Scan A Uploaded File

[lmf232s]

I have external web site were users can upload a file. I would like to do a virus scan on the file before i allow it to upload.

Anyone know of any software that i can use?
Does Norton maybe have an API call that i could use to do this?

Currently the only thing i can think of is to allow the file to be downloaded.
Download it to a certian directory, schedule norton to do a scan on that
directory every so often(10,20min?) and then if a virus is not found then the file is good to go.

Just seeing what options i have available.

Thanks.

[russell]

you hit the nail on the head

Start with the Symantec Knowledge Base http://www.symantec.com/techsupp/ent...roduct_kb.html

Then try a little google searching...

http://www.windowsitpro.com/Article/...9924.html?Ad=1

http://enterprisesecurity.symantec.c...dfid=771&EID=0 (pdf)

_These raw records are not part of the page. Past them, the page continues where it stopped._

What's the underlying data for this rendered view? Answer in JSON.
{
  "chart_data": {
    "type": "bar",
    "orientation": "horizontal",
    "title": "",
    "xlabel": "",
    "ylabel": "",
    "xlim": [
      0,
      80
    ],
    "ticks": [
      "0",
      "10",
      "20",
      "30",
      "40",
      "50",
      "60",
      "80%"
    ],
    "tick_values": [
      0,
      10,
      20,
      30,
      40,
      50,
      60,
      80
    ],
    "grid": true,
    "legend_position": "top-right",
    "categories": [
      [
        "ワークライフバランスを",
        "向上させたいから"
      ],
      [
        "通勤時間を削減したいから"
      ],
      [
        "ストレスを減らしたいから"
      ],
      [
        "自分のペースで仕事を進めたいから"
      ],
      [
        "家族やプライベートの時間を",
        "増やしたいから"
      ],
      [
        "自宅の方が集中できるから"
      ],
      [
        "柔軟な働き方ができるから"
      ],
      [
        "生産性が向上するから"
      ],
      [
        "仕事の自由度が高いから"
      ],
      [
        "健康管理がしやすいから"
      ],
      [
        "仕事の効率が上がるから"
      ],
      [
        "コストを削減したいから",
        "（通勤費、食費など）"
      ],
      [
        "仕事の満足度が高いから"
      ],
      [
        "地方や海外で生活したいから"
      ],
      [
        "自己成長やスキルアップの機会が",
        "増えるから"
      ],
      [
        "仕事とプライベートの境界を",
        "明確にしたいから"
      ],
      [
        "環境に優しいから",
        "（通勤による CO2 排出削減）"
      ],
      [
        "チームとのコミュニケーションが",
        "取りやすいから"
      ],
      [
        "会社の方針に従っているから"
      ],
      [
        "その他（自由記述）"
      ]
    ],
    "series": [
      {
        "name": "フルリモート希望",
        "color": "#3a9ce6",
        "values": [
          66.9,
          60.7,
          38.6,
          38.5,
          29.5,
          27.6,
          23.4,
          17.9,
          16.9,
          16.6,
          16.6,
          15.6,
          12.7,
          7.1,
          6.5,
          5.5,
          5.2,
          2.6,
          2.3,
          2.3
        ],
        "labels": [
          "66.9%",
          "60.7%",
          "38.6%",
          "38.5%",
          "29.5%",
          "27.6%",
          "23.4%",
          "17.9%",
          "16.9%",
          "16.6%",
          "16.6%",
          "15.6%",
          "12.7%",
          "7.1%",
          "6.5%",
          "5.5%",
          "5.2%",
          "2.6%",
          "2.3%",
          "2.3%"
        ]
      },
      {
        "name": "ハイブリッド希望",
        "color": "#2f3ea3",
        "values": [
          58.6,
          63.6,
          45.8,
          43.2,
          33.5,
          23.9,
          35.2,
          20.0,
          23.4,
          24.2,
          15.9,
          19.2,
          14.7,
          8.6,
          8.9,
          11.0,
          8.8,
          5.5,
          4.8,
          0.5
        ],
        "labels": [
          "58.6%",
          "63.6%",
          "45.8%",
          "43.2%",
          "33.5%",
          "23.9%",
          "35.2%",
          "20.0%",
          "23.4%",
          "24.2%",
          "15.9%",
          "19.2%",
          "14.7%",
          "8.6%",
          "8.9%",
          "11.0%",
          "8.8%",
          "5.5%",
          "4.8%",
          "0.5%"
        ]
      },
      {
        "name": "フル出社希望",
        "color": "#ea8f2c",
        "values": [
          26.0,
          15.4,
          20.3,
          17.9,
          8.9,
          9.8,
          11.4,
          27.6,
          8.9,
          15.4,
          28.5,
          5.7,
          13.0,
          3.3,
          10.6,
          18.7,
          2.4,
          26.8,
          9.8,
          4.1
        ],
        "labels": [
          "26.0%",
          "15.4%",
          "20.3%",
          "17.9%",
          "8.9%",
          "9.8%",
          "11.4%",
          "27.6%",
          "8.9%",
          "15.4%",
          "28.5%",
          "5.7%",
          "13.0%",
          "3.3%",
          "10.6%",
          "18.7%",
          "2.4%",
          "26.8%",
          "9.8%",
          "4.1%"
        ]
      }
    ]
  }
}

http://www.opswat.com/antivirussdk_server.shtml

Email me if you need help after a bit of research. I know I haven't been on much lately, but I'll help if i can.

rb

[Bullschmidt]

When allowing file uploading I often don't allow certain file extensions such as .bat, .asp, .exe, .com, etc. and if I get them I sometimes add .txt at the end.

Other times I can be even more restrictive and only allow one particular filename and extension.

[russell]

yes, disallowing certain extensions is a good idea, but only solves part of the problem. it is also a good idea to rename the file programmatically, 'cause a hacker will always try to execute anything unseemly s/he uploads.

Virus scanners have setting as to when to scan, and what action to take when a suspected or known virus is found. Set it to scan at write time (meaning as the file is written to the server hard drive) and to quarrantine the file and send you an email (or pager) alert.